The Charles Causley Trust are celebrating after securing a further round of funding from Arts Council England to continue to celebrate and promote the legacy of Charles Causley, as well as promote poetry and writing in the community and region where he lived, was inspired and worked. Causley may have counted fellow poets Ted Hughes, Seamus Heaney and Philip Larkin amongst his friends but he never felt the need to leave for too long the Cornish market town where he was born.
The two-year project, called Fuelling the Flame, will allow the trust to continue to build on their original ACE funded project, Spark to Flame, with a range of activities and events to celebrate and promote the work and life of Causley and to help to develop the next generation of poets and writers.

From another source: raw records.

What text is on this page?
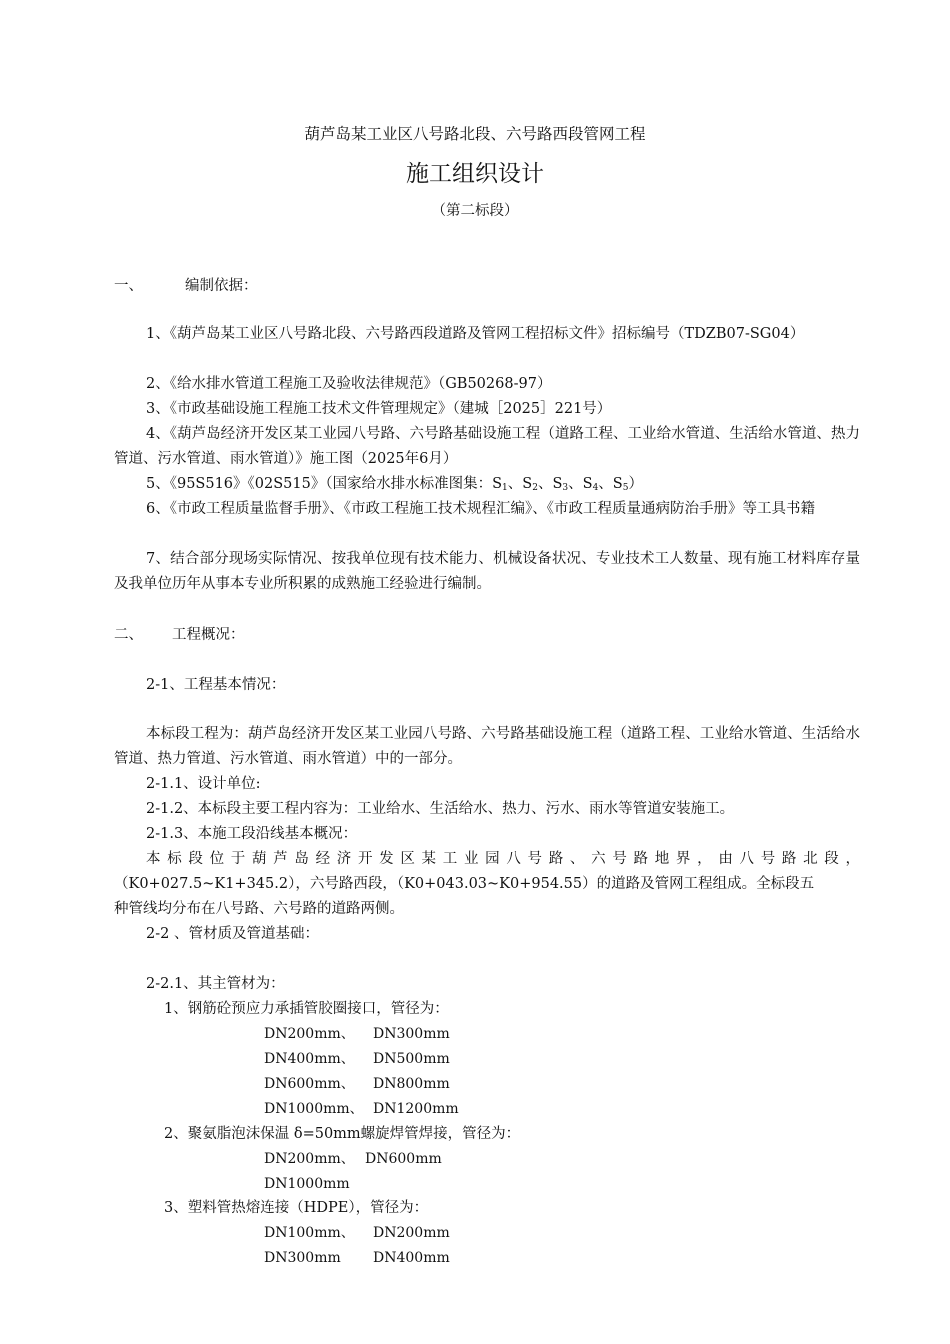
葫芦岛某工业区八号路北段、六号路西段管网工程
施工组织设计
（第二标段）
一、	编制依据：
1、《葫芦岛某工业区八号路北段、六号路西段道路及管网工程招标文件》招标编号（TDZB07-SG04）
2、《给水排水管道工程施工及验收法律规范》（GB50268-97）
3、《市政基础设施工程施工技术文件管理规定》（建城［2025］221号）
4、《葫芦岛经济开发区某工业园八号路、六号路基础设施工程（道路工程、工业给水管道、生活给水管道、热力管道、污水管道、雨水管道）》施工图（2025年6月）
5、《95S516》《02S515》（国家给水排水标准图集：$S_1$、$S_2$、$S_3$、$S_4$、$S_5$）
6、《市政工程质量监督手册》、《市政工程施工技术规程汇编》、《市政工程质量通病防治手册》等工具书籍
7、结合部分现场实际情况、按我单位现有技术能力、机械设备状况、专业技术工人数量、现有施工材料库存量及我单位历年从事本专业所积累的成熟施工经验进行编制。
二、 工程概况：
2-1、工程基本情况：
本标段工程为：葫芦岛经济开发区某工业园八号路、六号路基础设施工程（道路工程、工业给水管道、生活给水管道、热力管道、污水管道、雨水管道）中的一部分。
2-1.1、设计单位:
2-1.2、本标段主要工程内容为：工业给水、生活给水、热力、污水、雨水等管道安装施工。
2-1.3、本施工段沿线基本概况：
本标段位于葫芦岛经济开发区某工业园八号路、六号路地界，由八号路北段，
（K0+027.5~K1+345.2），六号路西段，（K0+043.03~K0+954.55）的道路及管网工程组成。全标段五
种管线均分布在八号路、六号路的道路两侧。
2-2 、管材质及管道基础：
2-2.1、其主管材为：
1、钢筋砼预应力承插管胶圈接口，管径为：
DN200mm、 DN300mm
DN400mm、 DN500mm
DN600mm、 DN800mm
DN1000mm、 DN1200mm
2、聚氨脂泡沫保温 δ=50mm螺旋焊管焊接，管径为：
DN200mm、 DN600mm
DN1000mm
3、塑料管热熔连接（HDPE），管径为：
DN100mm、 DN200mm
DN300mm DN400mm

Cornwall Council have also match funded the project for the next four years and the project is also supported by Launceston Town Council and South West Literature Development Agency, Literature Works.
Since acquiring Cyprus Well in 2007, their continuing aim is to use it as a centre to celebrate his life and work. The trust now has the funding to continue to offer a series of three-month long live-in residencies to writers from all over the world, to come and live at Cyprus Well, work with community groups and to have time to write. The next encumbant is due to take up their residency in May this year helping to maintain a living legacy in the town Charles loved so well.
The funding has also enabled the trust to employ two new members of staff, Programme Director Kate Campbell and Programme Assistant Rachael Morris, who are now based in Southgate Arch in Launceston.
“These are exciting times for the Causley Trust. This new funding is a clear indication that the work that they do is being recognised as being vital to the poetic heritage of the country. Charles didn’t court the trappings that fame could have brought him and so he is lesser known than his contemporaries but that doesn’t mean that he wasn’t as important. Ted Hughes himself called Charles ‘the poet laureate we never had’ and Charles is still revered amongst contemporary poets today. He wasn’t a pretentious person, just a man who expressed himself through writing. My favourite quote of his is when he said ‘if I didn’t write poetry, I think I’d explode’ which I think shows how this was very much his calling, a path he was destined to follow. This funding will help to set the future Charles Causleys on their own paths – and that feels like a pretty good thing to be a part of. I think Charles would have approved.”
The project will also, amongst other things, support the The Causley Festival which runs from May 31st to June 3rd, with headliners Roger McGough and Miriam Darlington.